A common argument against this approach is that the cost of creating a cloned organ is far too expensive, as it can reach up to approximately $100,000 (Herper, 2013). However, patients who are currently waiting for an organ transplant often require a considerable amount of medical attention, which can become extremely costly. For instance, individuals in Canada who are on the waitlist for a kidney transplant are required to set aside 3 to 4 hours for dialysis treatment, three times a week (Picard, 2017). According to The Globe and Mail, dialysis treatments cost about $60,000 per person a year. In comparison, a kidney transplant alone costs $23,000 and the anti-rejection drug is an additional $6,000 a year (Picard, 2017). Furthermore, it can take several years until one receives a kidney transplant, depending on what province the patient lives. Thus, the total cost of an organ transplant is crippling to the health care system. Alternatively, in the long term, cloning human organs would be much cheaper because patients would no longer need to spend money on anti-rejection drugs and on possible second transplants caused by organ rejection. Cloning human organs would in fact ease the financial burden by eliminating the excessive expenses associated with delayed treatment.

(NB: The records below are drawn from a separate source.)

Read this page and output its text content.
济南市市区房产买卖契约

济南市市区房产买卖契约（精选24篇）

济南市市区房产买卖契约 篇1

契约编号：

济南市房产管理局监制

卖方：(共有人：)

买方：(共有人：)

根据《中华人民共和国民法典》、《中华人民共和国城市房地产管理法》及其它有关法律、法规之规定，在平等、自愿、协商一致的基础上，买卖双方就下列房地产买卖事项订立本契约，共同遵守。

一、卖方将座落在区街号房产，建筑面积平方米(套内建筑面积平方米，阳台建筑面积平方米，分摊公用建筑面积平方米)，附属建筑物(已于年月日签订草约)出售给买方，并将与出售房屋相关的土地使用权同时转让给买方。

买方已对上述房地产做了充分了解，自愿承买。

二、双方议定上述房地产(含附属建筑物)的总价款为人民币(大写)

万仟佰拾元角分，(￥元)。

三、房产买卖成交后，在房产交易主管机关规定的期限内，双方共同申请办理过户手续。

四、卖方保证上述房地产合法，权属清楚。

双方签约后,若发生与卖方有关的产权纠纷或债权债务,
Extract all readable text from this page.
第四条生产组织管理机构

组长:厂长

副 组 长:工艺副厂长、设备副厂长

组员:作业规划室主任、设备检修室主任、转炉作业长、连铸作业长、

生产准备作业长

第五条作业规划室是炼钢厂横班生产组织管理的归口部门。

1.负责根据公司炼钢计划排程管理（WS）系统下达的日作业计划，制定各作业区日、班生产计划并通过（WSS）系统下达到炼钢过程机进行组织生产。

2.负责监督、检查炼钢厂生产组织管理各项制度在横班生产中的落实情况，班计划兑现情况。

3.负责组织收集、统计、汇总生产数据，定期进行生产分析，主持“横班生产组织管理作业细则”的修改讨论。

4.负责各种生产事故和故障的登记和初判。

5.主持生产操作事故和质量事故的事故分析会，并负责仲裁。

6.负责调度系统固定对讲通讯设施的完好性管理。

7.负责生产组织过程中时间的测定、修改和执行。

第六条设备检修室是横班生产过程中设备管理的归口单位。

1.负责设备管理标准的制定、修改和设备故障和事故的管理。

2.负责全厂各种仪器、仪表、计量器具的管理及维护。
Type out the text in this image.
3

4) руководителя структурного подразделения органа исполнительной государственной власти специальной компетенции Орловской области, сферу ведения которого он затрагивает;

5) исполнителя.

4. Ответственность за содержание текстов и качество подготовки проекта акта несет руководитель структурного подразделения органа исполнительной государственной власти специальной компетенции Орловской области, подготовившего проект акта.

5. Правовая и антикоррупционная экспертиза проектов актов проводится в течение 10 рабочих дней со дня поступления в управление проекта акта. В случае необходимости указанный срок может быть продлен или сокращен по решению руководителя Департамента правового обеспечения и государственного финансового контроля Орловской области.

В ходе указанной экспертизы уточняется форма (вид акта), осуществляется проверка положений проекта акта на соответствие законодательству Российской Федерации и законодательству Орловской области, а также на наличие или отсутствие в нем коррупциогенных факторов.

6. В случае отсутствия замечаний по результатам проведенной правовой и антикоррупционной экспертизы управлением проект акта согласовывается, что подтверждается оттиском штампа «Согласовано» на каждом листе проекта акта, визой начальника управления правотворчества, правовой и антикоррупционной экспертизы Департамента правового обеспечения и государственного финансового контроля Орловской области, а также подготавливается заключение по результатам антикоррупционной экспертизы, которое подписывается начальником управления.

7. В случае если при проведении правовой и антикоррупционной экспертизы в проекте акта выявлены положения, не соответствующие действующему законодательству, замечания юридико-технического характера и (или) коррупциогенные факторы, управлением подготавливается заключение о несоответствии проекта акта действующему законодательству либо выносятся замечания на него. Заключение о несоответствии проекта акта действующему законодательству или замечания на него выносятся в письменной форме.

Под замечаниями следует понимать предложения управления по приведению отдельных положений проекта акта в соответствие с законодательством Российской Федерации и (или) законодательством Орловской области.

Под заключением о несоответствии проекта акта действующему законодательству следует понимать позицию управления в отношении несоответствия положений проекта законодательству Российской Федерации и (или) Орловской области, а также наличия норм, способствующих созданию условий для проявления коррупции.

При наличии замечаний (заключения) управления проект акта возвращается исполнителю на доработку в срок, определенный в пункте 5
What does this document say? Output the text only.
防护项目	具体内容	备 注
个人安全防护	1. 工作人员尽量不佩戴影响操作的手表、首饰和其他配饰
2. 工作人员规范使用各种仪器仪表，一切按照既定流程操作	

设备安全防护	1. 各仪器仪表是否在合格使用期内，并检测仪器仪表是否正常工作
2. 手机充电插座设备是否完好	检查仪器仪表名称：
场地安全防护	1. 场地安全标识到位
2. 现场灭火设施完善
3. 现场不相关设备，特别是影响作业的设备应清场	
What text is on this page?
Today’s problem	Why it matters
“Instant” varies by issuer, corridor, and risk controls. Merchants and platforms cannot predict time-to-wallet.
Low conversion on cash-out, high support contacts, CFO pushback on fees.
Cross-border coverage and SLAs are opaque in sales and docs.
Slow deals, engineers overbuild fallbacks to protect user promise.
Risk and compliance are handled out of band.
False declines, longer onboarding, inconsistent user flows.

As previously mentioned, patients who receive an organ transplant need to take an anti-rejection drug; this allows the body to suppress the immune system in order to prevent it from attacking the new organ. Unfortunately, these medications have numerous negative side effects that include higher rates of cancer and infections (Harvard, 2015). As a consequence, scientists from the University of Missouri cloned pigs that lack the GATA1 gene (Conger, 2008). This gene is primarily responsible for the rejection response of newly transplanted organs in humans. These researchers proposed the idea of cloning pigs in order to perform xenotransplantation, a process in which animal organs are transplanted into the human body (Conger, 2008). Although, this novel solution helped to reduce organ rejection, there remains a possibility of spreading viruses from one species to another. According to the National Geographic News: “Porcine endogenous retrovirus (PERV), … is part of a pig’s natural genetic makeup and does not cause any disease in the animal. There is no guarantee, however, that PERV would be harmless in humans.” (Trivedi, 2002) Thus, cloning of human organs would significantly increase the success rate of transplants because organs would be made out of the patient’s own genetic material, thus enabling doctors to no longer worry about organ or tissue rejection. Cloning human organs has great potential to drastically reduce rejection rates after a transplant.
Some may carry the belief that the cloning of organs is unethical due to the unnatural creation of a human product. However, this cost is outweighed by its potential to save thousands of lives. Many Canadians die every year while waiting for an organ transplant due to demands exceeding the availability (Government of Canada, 2017). A well-known case is that of Laura Hillier, an 18 year old girl from Ontario who died from a curable leukemia while on the waitlist for a stem cell transplant (CBC Radio, 2016). Like many others, Hillier passed away due to the long waitlist for the needed stem cells: “this situation has been called a crisis by some of Ontario’s top transplant doctors. Hillier called the system ‘cruel, inhumane and potentially deadly'” (CBC Radio, 2016). Cloning human organs would ultimately eliminate the waitlist for transplants since the need would no longer exceed the number of available organs. Furthermore, the recipient would no longer require a donor with a similar DNA match in order to provide the organ. As a consequence, threatening organ extraction and risks to the donor could be eliminated altogether. This would in fact save thousands of lives that should never have been lost, such as Hillier’s.
Therefore, the legalization of human cloning in Canada has the potential to revolutionize the medical field by providing substitute organs for patients in need. This would in fact ease the financial burden on the health care system by reducing the cost of treatments while patients are waiting for a transplant. Likewise, cloning human organs would significantly reduce rejection rates after the procedure, since the organs are made out of the patient’s own stem cells. In addition, this treatment would also eradicate the transplant waitlist, as the need would no longer exceed the availability. With this purpose in mind, therapeutic cloning can be extended to treating genetic diseases, such as diabetes, Parkinson disease and Alzheimer’s disease.